Penyebab Tupperware Bangkrut, Penjualan Anjlok Utang Capai Rp153 Triliun
JAKARTA, (ERAKINI) - Tupperware bangkrut menyusul anjloknya penjualan dan utang yang tidak mampu terselesaikan hingga mencapai Rp153 triliun. Perusahaan ikonik penghasil wadah makanan ini telah resmi mengajukan status kebangkrutan ke pengadilan di Amerika Serikat pada Selasa (17/9/2024) waktu setempat.
Chief Restructuring Officer Tupperware Brian J Fox mengungkapkan bahwa perusahaan saat ini sedang berada dalam kondisi kesulitan keuangan, dengan penjualan yang terus merosot.
“Menghadapi kebutuhan likuiditas yang mendesak dan tekanan operasional yang berlanjut, perusahaan memulai kembali upaya pemasaran untuk ketiga kalinya setelah akhir pekan 4 Juli,” kata Fox dalam dokumen pengadilan yang diajukan, dikutip dari Bloomberg, Kamis (19/9/2024).
Untuk meyakinkan pemberi pinjaman agar mendukung penyelamatan finansial, Tupperware telah mencabut pembatasan perdagangan utang perusahaan.

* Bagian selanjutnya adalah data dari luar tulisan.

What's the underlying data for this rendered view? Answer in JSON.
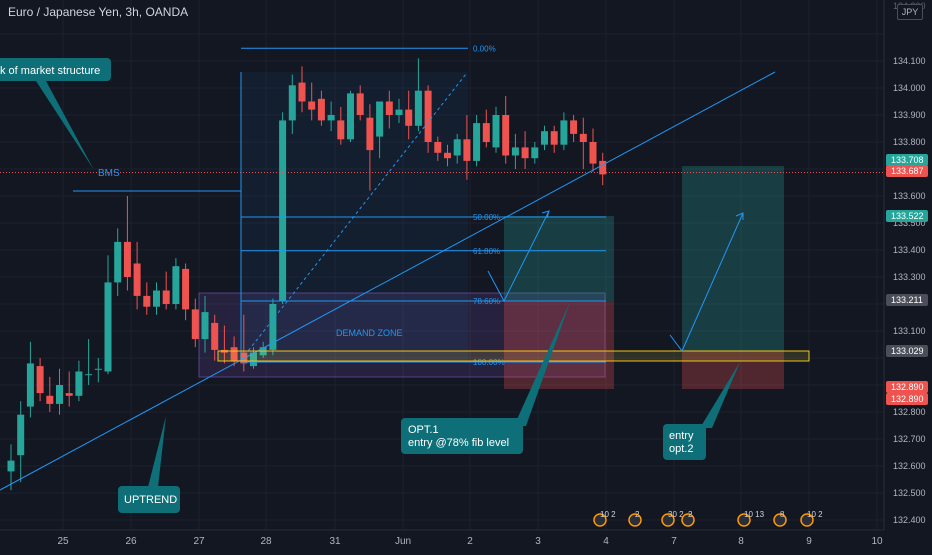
{
  "header": {
    "symbol_title": "Euro / Japanese Yen, 3h, OANDA"
  },
  "currency_badge": "JPY",
  "price_axis": {
    "labels": [
      "134.100",
      "134.000",
      "133.900",
      "133.800",
      "133.600",
      "133.500",
      "133.400",
      "133.300",
      "133.100",
      "132.800",
      "132.700",
      "132.600",
      "132.500",
      "132.400"
    ],
    "top_partial_label": "134.200"
  },
  "time_axis": {
    "labels": [
      "25",
      "26",
      "27",
      "28",
      "31",
      "Jun",
      "2",
      "3",
      "4",
      "7",
      "8",
      "9",
      "10"
    ]
  },
  "price_tags": [
    {
      "label": "133.708",
      "color": "#26a69a"
    },
    {
      "label": "133.687",
      "color": "#ef5350"
    },
    {
      "label": "133.522",
      "color": "#26a69a"
    },
    {
      "label": "133.211",
      "color": "#4a4e59"
    },
    {
      "label": "133.029",
      "color": "#4a4e59"
    },
    {
      "label": "132.890",
      "color": "#ef5350"
    },
    {
      "label": "132.890",
      "color": "#ef5350"
    }
  ],
  "fib_levels": [
    {
      "label": "0.00%",
      "price": 134.147
    },
    {
      "label": "50.00%",
      "price": 133.522
    },
    {
      "label": "61.80%",
      "price": 133.397
    },
    {
      "label": "78.60%",
      "price": 133.211
    },
    {
      "label": "100.00%",
      "price": 132.985
    }
  ],
  "annotations": {
    "bms_label": "BMS",
    "structure_callout": "k of market structure",
    "demand_zone": "DEMAND ZONE",
    "uptrend": "UPTREND",
    "opt1_line1": "OPT.1",
    "opt1_line2": "entry @78% fib level",
    "opt2_line1": "entry",
    "opt2_line2": "opt.2"
  },
  "event_badges": [
    {
      "text": "10 2"
    },
    {
      "text": "2"
    },
    {
      "text": "30 2"
    },
    {
      "text": "2"
    },
    {
      "text": "10 13"
    },
    {
      "text": "8"
    },
    {
      "text": "10 2"
    }
  ],
  "colors": {
    "background": "#131722",
    "bull": "#26a69a",
    "bear": "#ef5350",
    "drawing_blue": "#2196f3",
    "callout_teal": "#0e6f78"
  },
  "chart_data": {
    "type": "candlestick",
    "title": "Euro / Japanese Yen, 3h, OANDA",
    "ylim": [
      132.38,
      134.22
    ],
    "candles": [
      {
        "x": 0,
        "o": 132.58,
        "h": 132.68,
        "c": 132.62,
        "l": 132.51
      },
      {
        "x": 1,
        "o": 132.64,
        "h": 132.84,
        "c": 132.79,
        "l": 132.54
      },
      {
        "x": 2,
        "o": 132.82,
        "h": 133.06,
        "c": 132.98,
        "l": 132.78
      },
      {
        "x": 3,
        "o": 132.97,
        "h": 133.0,
        "c": 132.87,
        "l": 132.84
      },
      {
        "x": 4,
        "o": 132.86,
        "h": 132.93,
        "c": 132.83,
        "l": 132.8
      },
      {
        "x": 5,
        "o": 132.83,
        "h": 132.96,
        "c": 132.9,
        "l": 132.79
      },
      {
        "x": 6,
        "o": 132.87,
        "h": 132.95,
        "c": 132.86,
        "l": 132.82
      },
      {
        "x": 7,
        "o": 132.86,
        "h": 132.99,
        "c": 132.95,
        "l": 132.84
      },
      {
        "x": 8,
        "o": 132.94,
        "h": 133.07,
        "c": 132.94,
        "l": 132.9
      },
      {
        "x": 9,
        "o": 132.96,
        "h": 133.0,
        "c": 132.96,
        "l": 132.91
      },
      {
        "x": 10,
        "o": 132.95,
        "h": 133.38,
        "c": 133.28,
        "l": 132.94
      },
      {
        "x": 11,
        "o": 133.28,
        "h": 133.48,
        "c": 133.43,
        "l": 133.23
      },
      {
        "x": 12,
        "o": 133.43,
        "h": 133.6,
        "c": 133.3,
        "l": 133.25
      },
      {
        "x": 13,
        "o": 133.35,
        "h": 133.43,
        "c": 133.23,
        "l": 133.18
      },
      {
        "x": 14,
        "o": 133.23,
        "h": 133.28,
        "c": 133.19,
        "l": 133.16
      },
      {
        "x": 15,
        "o": 133.19,
        "h": 133.28,
        "c": 133.25,
        "l": 133.16
      },
      {
        "x": 16,
        "o": 133.25,
        "h": 133.32,
        "c": 133.2,
        "l": 133.18
      },
      {
        "x": 17,
        "o": 133.2,
        "h": 133.37,
        "c": 133.34,
        "l": 133.18
      },
      {
        "x": 18,
        "o": 133.33,
        "h": 133.35,
        "c": 133.18,
        "l": 133.14
      },
      {
        "x": 19,
        "o": 133.18,
        "h": 133.22,
        "c": 133.07,
        "l": 133.04
      },
      {
        "x": 20,
        "o": 133.07,
        "h": 133.23,
        "c": 133.17,
        "l": 133.02
      },
      {
        "x": 21,
        "o": 133.13,
        "h": 133.16,
        "c": 133.03,
        "l": 132.99
      },
      {
        "x": 22,
        "o": 133.03,
        "h": 133.12,
        "c": 133.02,
        "l": 132.98
      },
      {
        "x": 23,
        "o": 133.04,
        "h": 133.08,
        "c": 132.99,
        "l": 132.97
      },
      {
        "x": 24,
        "o": 133.02,
        "h": 133.16,
        "c": 132.98,
        "l": 132.95
      },
      {
        "x": 25,
        "o": 132.97,
        "h": 133.04,
        "c": 133.02,
        "l": 132.96
      },
      {
        "x": 26,
        "o": 133.01,
        "h": 133.06,
        "c": 133.04,
        "l": 133.0
      },
      {
        "x": 27,
        "o": 133.03,
        "h": 133.22,
        "c": 133.2,
        "l": 133.01
      },
      {
        "x": 28,
        "o": 133.21,
        "h": 133.91,
        "c": 133.88,
        "l": 133.2
      },
      {
        "x": 29,
        "o": 133.88,
        "h": 134.05,
        "c": 134.01,
        "l": 133.83
      },
      {
        "x": 30,
        "o": 134.02,
        "h": 134.08,
        "c": 133.95,
        "l": 133.91
      },
      {
        "x": 31,
        "o": 133.95,
        "h": 134.02,
        "c": 133.92,
        "l": 133.88
      },
      {
        "x": 32,
        "o": 133.96,
        "h": 133.99,
        "c": 133.88,
        "l": 133.86
      },
      {
        "x": 33,
        "o": 133.88,
        "h": 133.95,
        "c": 133.9,
        "l": 133.84
      },
      {
        "x": 34,
        "o": 133.88,
        "h": 133.93,
        "c": 133.81,
        "l": 133.79
      },
      {
        "x": 35,
        "o": 133.81,
        "h": 133.99,
        "c": 133.98,
        "l": 133.8
      },
      {
        "x": 36,
        "o": 133.98,
        "h": 134.01,
        "c": 133.9,
        "l": 133.88
      },
      {
        "x": 37,
        "o": 133.89,
        "h": 133.94,
        "c": 133.77,
        "l": 133.62
      },
      {
        "x": 38,
        "o": 133.82,
        "h": 133.95,
        "c": 133.95,
        "l": 133.74
      },
      {
        "x": 39,
        "o": 133.95,
        "h": 133.99,
        "c": 133.9,
        "l": 133.85
      },
      {
        "x": 40,
        "o": 133.9,
        "h": 133.96,
        "c": 133.92,
        "l": 133.87
      },
      {
        "x": 41,
        "o": 133.92,
        "h": 133.99,
        "c": 133.86,
        "l": 133.81
      },
      {
        "x": 42,
        "o": 133.86,
        "h": 134.11,
        "c": 133.99,
        "l": 133.84
      },
      {
        "x": 43,
        "o": 133.99,
        "h": 134.01,
        "c": 133.8,
        "l": 133.76
      },
      {
        "x": 44,
        "o": 133.8,
        "h": 133.82,
        "c": 133.76,
        "l": 133.73
      },
      {
        "x": 45,
        "o": 133.76,
        "h": 133.79,
        "c": 133.74,
        "l": 133.71
      },
      {
        "x": 46,
        "o": 133.75,
        "h": 133.83,
        "c": 133.81,
        "l": 133.72
      },
      {
        "x": 47,
        "o": 133.81,
        "h": 133.9,
        "c": 133.73,
        "l": 133.66
      },
      {
        "x": 48,
        "o": 133.73,
        "h": 133.9,
        "c": 133.87,
        "l": 133.71
      },
      {
        "x": 49,
        "o": 133.87,
        "h": 133.92,
        "c": 133.8,
        "l": 133.78
      },
      {
        "x": 50,
        "o": 133.78,
        "h": 133.93,
        "c": 133.9,
        "l": 133.76
      },
      {
        "x": 51,
        "o": 133.9,
        "h": 133.97,
        "c": 133.75,
        "l": 133.72
      },
      {
        "x": 52,
        "o": 133.75,
        "h": 133.83,
        "c": 133.78,
        "l": 133.7
      },
      {
        "x": 53,
        "o": 133.78,
        "h": 133.84,
        "c": 133.74,
        "l": 133.7
      },
      {
        "x": 54,
        "o": 133.74,
        "h": 133.8,
        "c": 133.78,
        "l": 133.72
      },
      {
        "x": 55,
        "o": 133.79,
        "h": 133.86,
        "c": 133.84,
        "l": 133.77
      },
      {
        "x": 56,
        "o": 133.84,
        "h": 133.86,
        "c": 133.79,
        "l": 133.76
      },
      {
        "x": 57,
        "o": 133.79,
        "h": 133.91,
        "c": 133.88,
        "l": 133.77
      },
      {
        "x": 58,
        "o": 133.88,
        "h": 133.9,
        "c": 133.83,
        "l": 133.8
      },
      {
        "x": 59,
        "o": 133.83,
        "h": 133.89,
        "c": 133.8,
        "l": 133.7
      },
      {
        "x": 60,
        "o": 133.8,
        "h": 133.85,
        "c": 133.72,
        "l": 133.69
      },
      {
        "x": 61,
        "o": 133.73,
        "h": 133.76,
        "c": 133.68,
        "l": 133.64
      }
    ]
  }
}
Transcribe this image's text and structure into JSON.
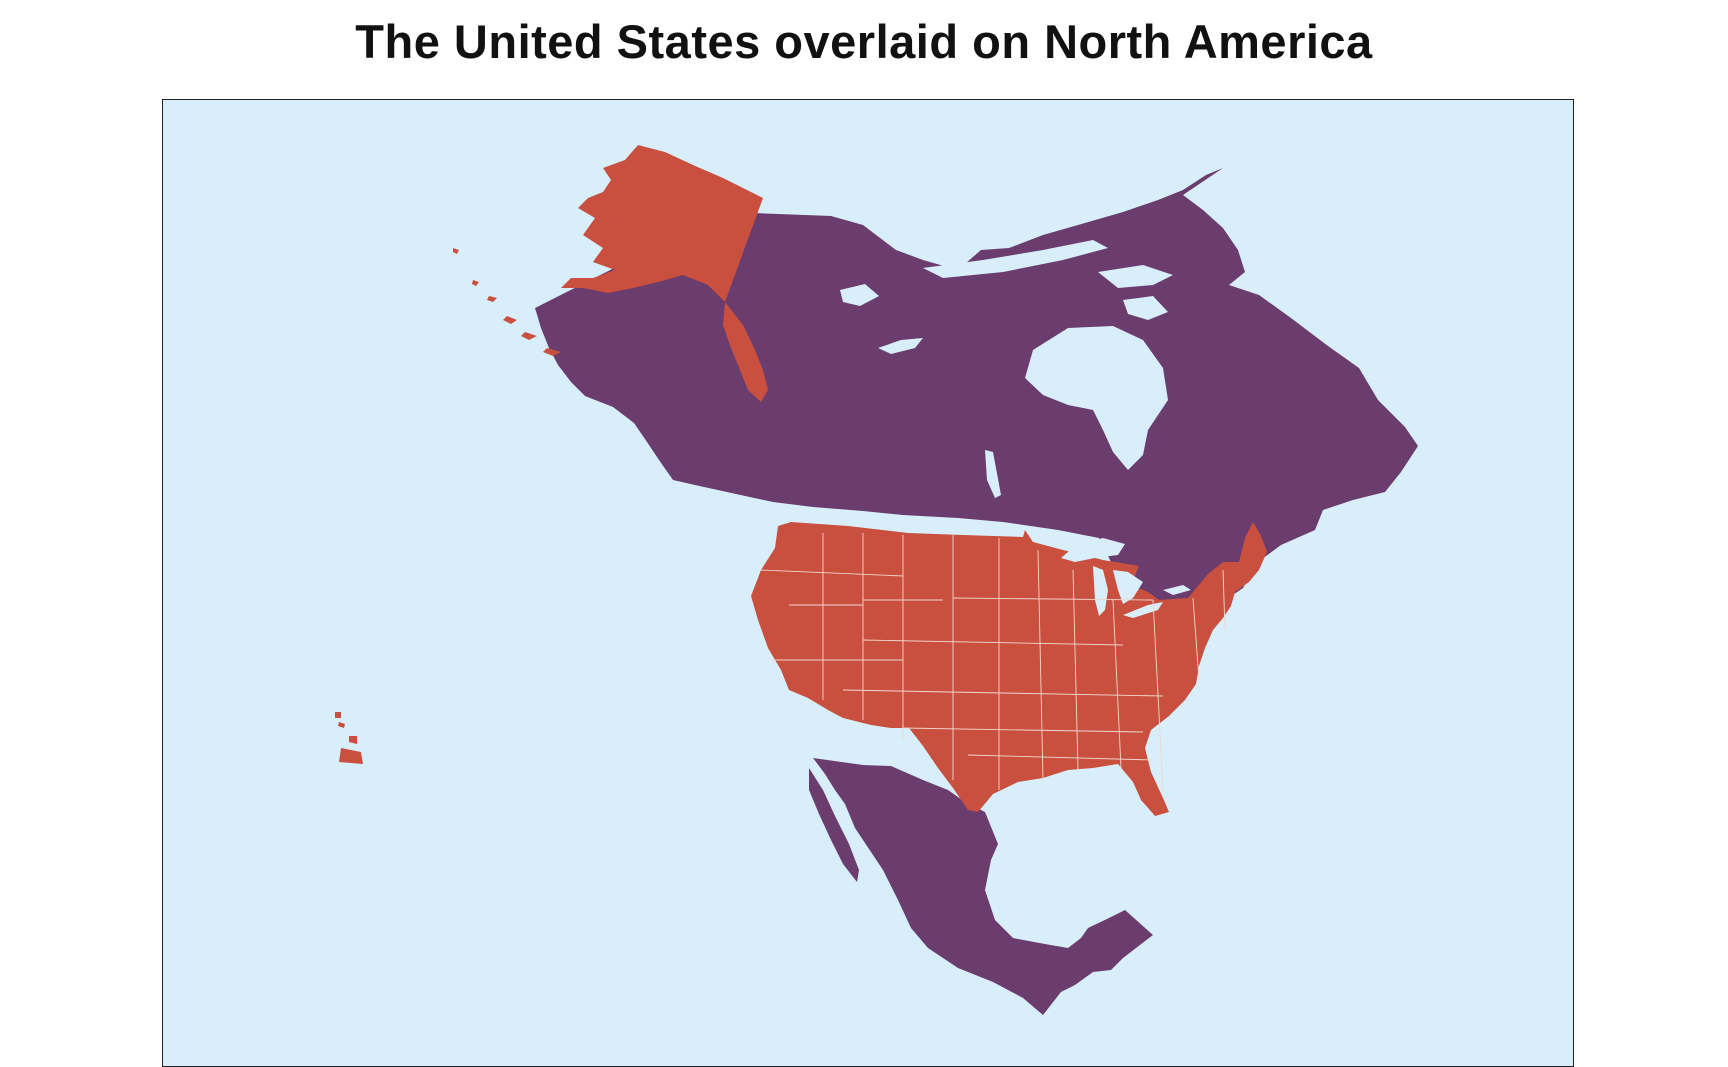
{
  "title": "The United States overlaid on North America",
  "colors": {
    "ocean": "#d8effb",
    "united_states": "#c9503e",
    "other_north_america": "#6b3c6e",
    "state_borders": "#f1d6cc",
    "frame": "#222222"
  },
  "regions": [
    {
      "name": "United States",
      "role": "highlight",
      "color": "#c9503e"
    },
    {
      "name": "Canada",
      "role": "context",
      "color": "#6b3c6e"
    },
    {
      "name": "Mexico",
      "role": "context",
      "color": "#6b3c6e"
    }
  ]
}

Tiga investor baru, termasuk Stonehill Institutional Partners dan Alden Global Capital, membeli sebagian besar pinjaman senior perusahaan dengan harga 3 sen dolar. Namun, pinjaman sebesar USD8 juta mendorong para pemberi pinjaman saling menuntut.
Tupperware mengalami penurunan penjualan signifikan sejak 2020, terutama akibat dampak pandemi COVID-19. Pada Juni 2024 lalu, perusahaan terpaksa menutup satu-satunya pabrik di AS dan memberhentikan hampir 150 karyawan.
Dalam pengajuan kebangkrutan, Tupperware mencatat aset antara USD500 juta hingga USD1 miliar dan kewajiban utang mencapai USD 1 miliar hingga USD 10 miliar atau setara Rp153 triliun.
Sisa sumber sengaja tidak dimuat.